The "drum major" directing the musicians and fans in the cheering section

It works because someone is running the whole thing. There's effectively a drum major out front directing the musicians and the crowd, and the trumpet players carry the melody for every chant. It also helped that we were sitting next to and in front of a few die-hard fans screaming the chants directly into our ears — there's no faster way to learn them.

A trumpet player in the cheering section

The game itself has some real differences from MLB too:

  • No pitch clock. The pitcher controls the pace entirely, which gives the game a different rhythm.
  • A smaller, tackier ball. It's easier to grip and spin, so pitchers get more movement.
  • A four-player limit on foreign-born players per active roster. I like the constraint — it keeps the league's identity intact.
  • The pitcher bats. There's no designated hitter in the Central League, and we got the perfect demonstration: the opposing pitcher hit the first home run of his career while we watched.

Uriko: the beer vendors

The other thing you notice fast is the beer girls. They're called uriko (売り子) — mobile draft vendors who walk the stands with kegs strapped to their backs.

You have to give them massive props. They're hauling full kegs, or cases of beer, up and down the stadium steps all game long. They wear knee pads for a reason — I saw one of them fall, and the pads turned it into a soft landing.

A uriko beer vendor in the stands Another uriko working the cheering section

They were selling both Kirin and Asahi beer, plus highballs poured right in front of you, plus Asahi's GINON Lemon — our pick. It's a sugar-free gin lemon sour made by soaking citrus peels in the spirit before distillation. It has a crisp, real lemon taste, and it was very good.

The food

Hanshin fans are known for their beef curry. It's a long-running stadium tradition, and they sell it both at the team store and on Amazon, so it must hold up. We didn't actually get any — but it's apparently the move.

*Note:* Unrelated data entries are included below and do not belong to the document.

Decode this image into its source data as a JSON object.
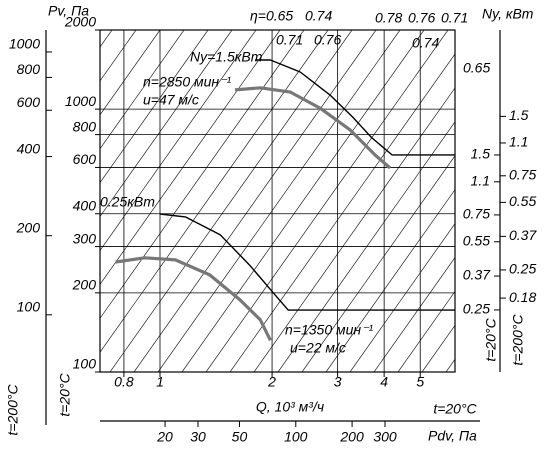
{
  "chart_data": {
    "type": "line",
    "x_label": "Q, 10³ м³/ч",
    "y_label": "Pv, Па",
    "y_temperature_label": "t=20°C",
    "log_x": true,
    "log_y": true,
    "grid": true,
    "xlim": [
      0.69,
      6.2
    ],
    "xticks": [
      0.8,
      1,
      2,
      3,
      4,
      5
    ],
    "ylim": [
      100,
      2000
    ],
    "yticks": [
      100,
      200,
      300,
      400,
      600,
      800,
      1000,
      2000
    ],
    "y2": {
      "label": "t=200°C",
      "lim": [
        60.6,
        1212
      ],
      "ticks": [
        100,
        200,
        400,
        600,
        800,
        1000
      ]
    },
    "x2": {
      "label": "Pdv, Па",
      "temperature_label": "t=20°C",
      "lim": [
        8.98,
        710
      ],
      "ticks": [
        20,
        30,
        50,
        100,
        200,
        300
      ]
    },
    "power_axis_title": "Ny, кВт",
    "power_axes": [
      {
        "label": "t=20°C",
        "lim": [
          0.122,
          6.36
        ],
        "ticks": [
          0.25,
          0.37,
          0.55,
          0.75,
          1.1,
          1.5
        ]
      },
      {
        "label": "t=200°C",
        "lim": [
          0.076,
          4.11
        ],
        "ticks": [
          0.18,
          0.25,
          0.37,
          0.55,
          0.75,
          1.1,
          1.5
        ]
      }
    ],
    "series": [
      {
        "color": "#000000",
        "line_width": 1.4,
        "x": [
          1.8,
          1.98,
          2.38,
          2.86,
          3.3,
          3.7,
          4.2,
          6.2
        ],
        "values": [
          1538,
          1538,
          1384,
          1133,
          930,
          780,
          670,
          670
        ]
      },
      {
        "color": "#777777",
        "line_width": 3.2,
        "x": [
          1.59,
          1.86,
          2.24,
          2.69,
          3.24,
          3.78,
          4.15
        ],
        "values": [
          1183,
          1205,
          1161,
          1009,
          834,
          670,
          597
        ]
      },
      {
        "color": "#000000",
        "line_width": 1.4,
        "x": [
          1.0,
          1.17,
          1.45,
          1.74,
          2.04,
          2.21,
          6.2
        ],
        "values": [
          399,
          389,
          333,
          255,
          196,
          172,
          172
        ]
      },
      {
        "color": "#777777",
        "line_width": 3.2,
        "x": [
          0.76,
          0.91,
          1.1,
          1.36,
          1.64,
          1.86,
          1.98
        ],
        "values": [
          262,
          272,
          267,
          234,
          188,
          158,
          132
        ]
      }
    ],
    "annotations": [
      "η=0.65",
      "0.74",
      "0.78",
      "0.76",
      "0.71",
      "0.71",
      "0.76",
      "0.74",
      "0.65",
      "Ny=1.5кВт",
      "n=2850 мин⁻¹",
      "u=47 м/с",
      "0.25кВт",
      "n=1350 мин⁻¹",
      "u=22 м/с"
    ]
  }
}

The food stand options at Koshien

Otherwise the menu is a mix: all the Japanese staples — ramen, karaage, gyoza — alongside American ballpark food like fries, hot dogs on a stick, and popcorn.

The 7th-inning balloons

The 7th-inning stretch at a Tigers game means balloons. Everyone inflates a yellow balloon and launches it at once. I'd bought us a couple ahead of time, along with the little pump you use to fill them.

The yellow balloons and the pump used to inflate them

When they all go up together it's genuinely something to see.

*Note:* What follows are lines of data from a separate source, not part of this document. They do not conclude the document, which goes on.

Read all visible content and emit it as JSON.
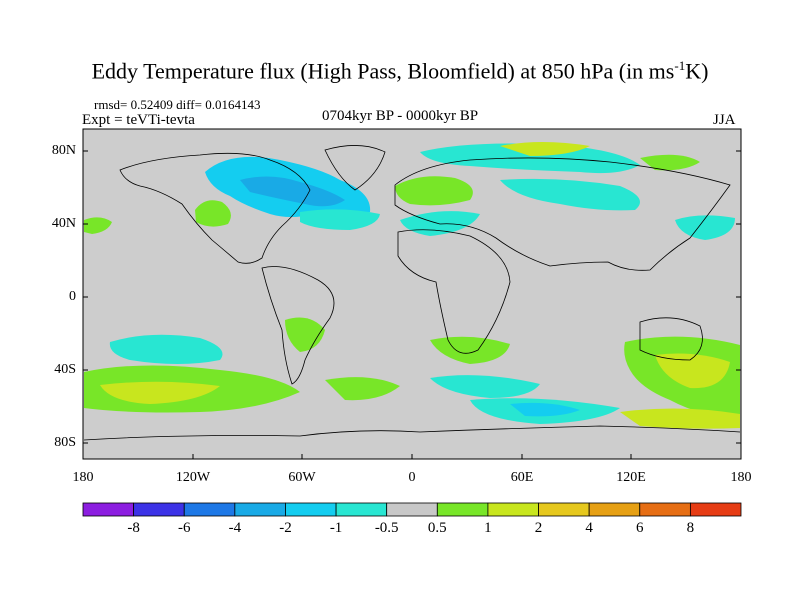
{
  "title": "Eddy Temperature flux (High Pass, Bloomfield) at 850 hPa (in ms",
  "title_sup": "-1",
  "title_end": "K)",
  "stats": "rmsd= 0.52409 diff= 0.0164143",
  "expt": "Expt = teVTi-tevta",
  "period": "0704kyr BP - 0000kyr BP",
  "season": "JJA",
  "map": {
    "ocean_color": "#cdcdcd",
    "lat_ticks": [
      "80N",
      "40N",
      "0",
      "40S",
      "80S"
    ],
    "lon_ticks": [
      "180",
      "120W",
      "60W",
      "0",
      "60E",
      "120E",
      "180"
    ]
  },
  "colorbar": {
    "colors": [
      "#8c1ee0",
      "#3c32e6",
      "#1e78e6",
      "#19aae6",
      "#14cdf0",
      "#28e6d2",
      "#c8c8c8",
      "#78e628",
      "#c8e61e",
      "#e6c81e",
      "#e6a014",
      "#e66e14",
      "#e63c14"
    ],
    "labels": [
      "-8",
      "-6",
      "-4",
      "-2",
      "-1",
      "-0.5",
      "0.5",
      "1",
      "2",
      "4",
      "6",
      "8"
    ]
  }
}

Thousands of yellow balloons released during the 7th-inning stretch

A gift from the couple behind us

I'd read that it's a tradition for fans to share food at the game, and we got to experience it firsthand. The older couple seated behind us handed us a "pole weiner" — a small hot dog wrapped in plastic — and a Miyako Konbu, a vinegared kelp snack, as a kind of peace offering. We thought that was such a generous, specific gesture.

The Miyako Konbu vinegared kelp snack

The actual game: down 7-0, then a walk-off

This happened to be one of the most exciting games I've ever been to.

The Tigers fell behind 7-0. The pitching was rough early, and the Chunichi Dragons were feeling themselves. Then the game flipped: a four-run 7th inning, three more in the 8th. Here's the game-tying hit.

The Koshien scoreboard showing the Tigers' comeback

And then, in the bottom of the 9th, Shota Morishita hit a walk-off home run to win it. The whole stadium came apart. There's video of it on Reddit if you want to see the moment.

We're Japanese baseball fans now

We loved it, full stop. We walked out considering ourselves real Japanese baseball fans, and I half-seriously told Kristine we should find a US cable package that carries NPB.

One last detail: as we got back on the train after the game, a group of Japanese men asked where we were from. When I said Chicago, they immediately lit up — "Seiya! Seiya!" — for Seiya Suzuki, the Cubs outfielder. Baseball is hard to escape here. The Japanese sports channels broadcast West Coast MLB games late at night, especially the Dodgers, so the sport is just always on, in both directions.